Yeah, but they could be "overclocked" by buying double density disks and formatting them high density. With the 5¼" disks you used a hole punch to cut a notch opposite of the write protect notch. With the 3½" disks I ended up buying a custom floppy hole punch. It was this cast aluminum deal with a lever. Put the disk in, push down lever, a small hole appeared opposite the write protect.

Basically the floppy drive had a pin in those locations to tell it "yes/no can format HD."

Originally posted by: Marty502
I overclocked my 2MB Trident card too! There was an utility to raise the clocks. I can't remember how much I got out of it, but Quake became playable. On a 486!
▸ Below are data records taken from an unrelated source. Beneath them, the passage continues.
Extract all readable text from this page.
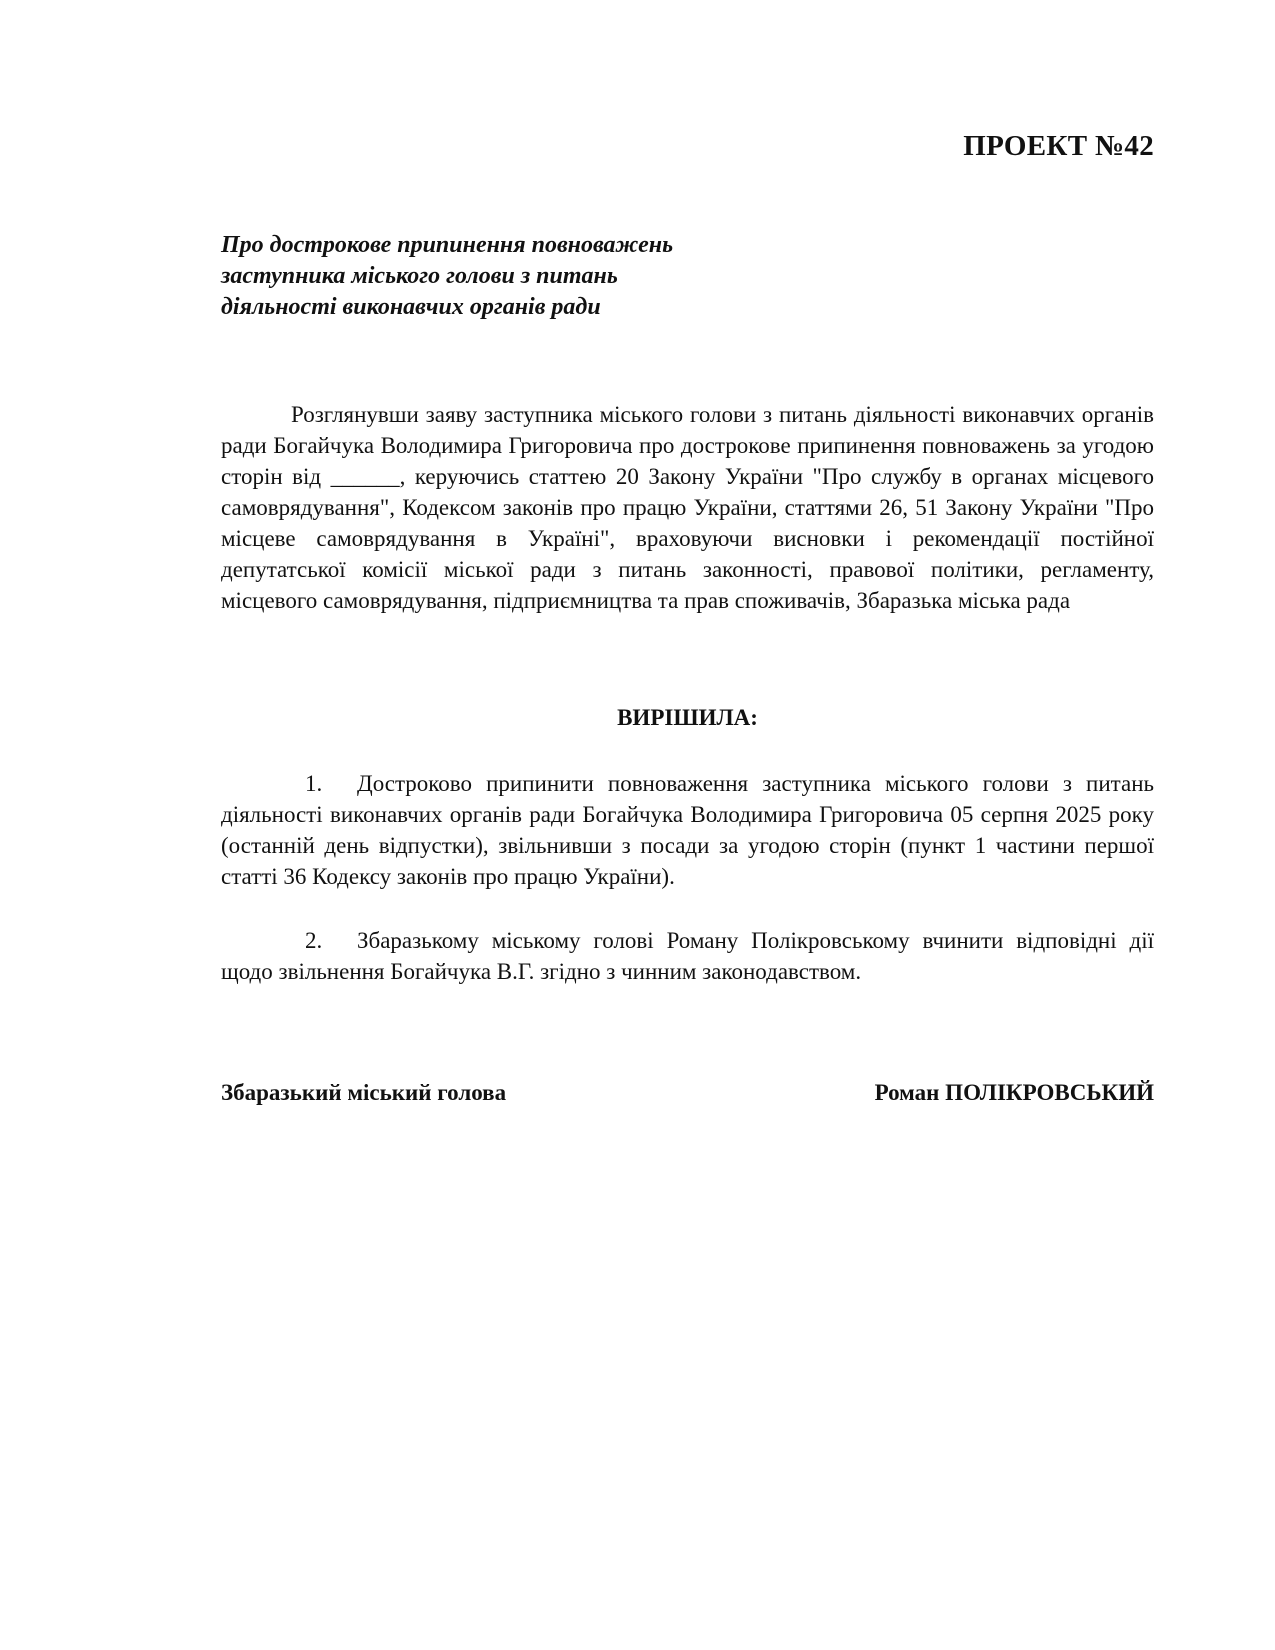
ПРОЕКТ №42
Про дострокове припинення повноважень
заступника міського голови з питань
діяльності виконавчих органів ради

Розглянувши заяву заступника міського голови з питань діяльності виконавчих органів ради Богайчука Володимира Григоровича про дострокове припинення повноважень за угодою сторін від ______, керуючись статтею 20 Закону України "Про службу в органах місцевого самоврядування", Кодексом законів про працю України, статтями 26, 51 Закону України "Про місцеве самоврядування в Україні", враховуючи висновки і рекомендації постійної депутатської комісії міської ради з питань законності, правової політики, регламенту, місцевого самоврядування, підприємництва та прав споживачів, Збаразька міська рада

ВИРІШИЛА:

1. Достроково припинити повноваження заступника міського голови з питань діяльності виконавчих органів ради Богайчука Володимира Григоровича 05 серпня 2025 року (останній день відпустки), звільнивши з посади за угодою сторін (пункт 1 частини першої статті 36 Кодексу законів про працю України).

2. Збаразькому міському голові Роману Полікровському вчинити відповідні дії щодо звільнення Богайчука В.Г. згідно з чинним законодавством.

Збаразький міський голова	Роман ПОЛІКРОВСЬКИЙ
I first got into overclocking video cards with my Matrox Millenium G200 8MB card. I found out how to do a timedemo in Quake 3 and I got... 14FPS (this was using an AMD K6-2 overclocked to 350MHz or something). Lowering quality settings in the game helped greatly. Then, I discovered a DOS utility that allowed me to make changes to the video card. It had a TON of settings, not like current video card overclocking which is just GPU and RAM clocks. This allowed for those clocks, plus around 8 or 12 different latencies to be set. I ended up with around 48FPS in Quake 3, which was great until one of my buddies got a Voodoo Banshee and squashed my score.

Originally posted by: taltamir
swapping crystals? sounds like a fantasy RPG 😛...

Are you being serious here? (i know you meant the pizo-electric quartz crystals, I just didn't know you could swap them.)

They were enclosed in these little metal packages with two legs, and you would desolder the old one and solder in the new one... and pray.

Originally posted by: mruffin75
You mean the fastest 286 ever?? I had a 16Mhz 286...???

I think NEC had gotten a license for making 286 chips and were releasing them up to 20 or 25MHz.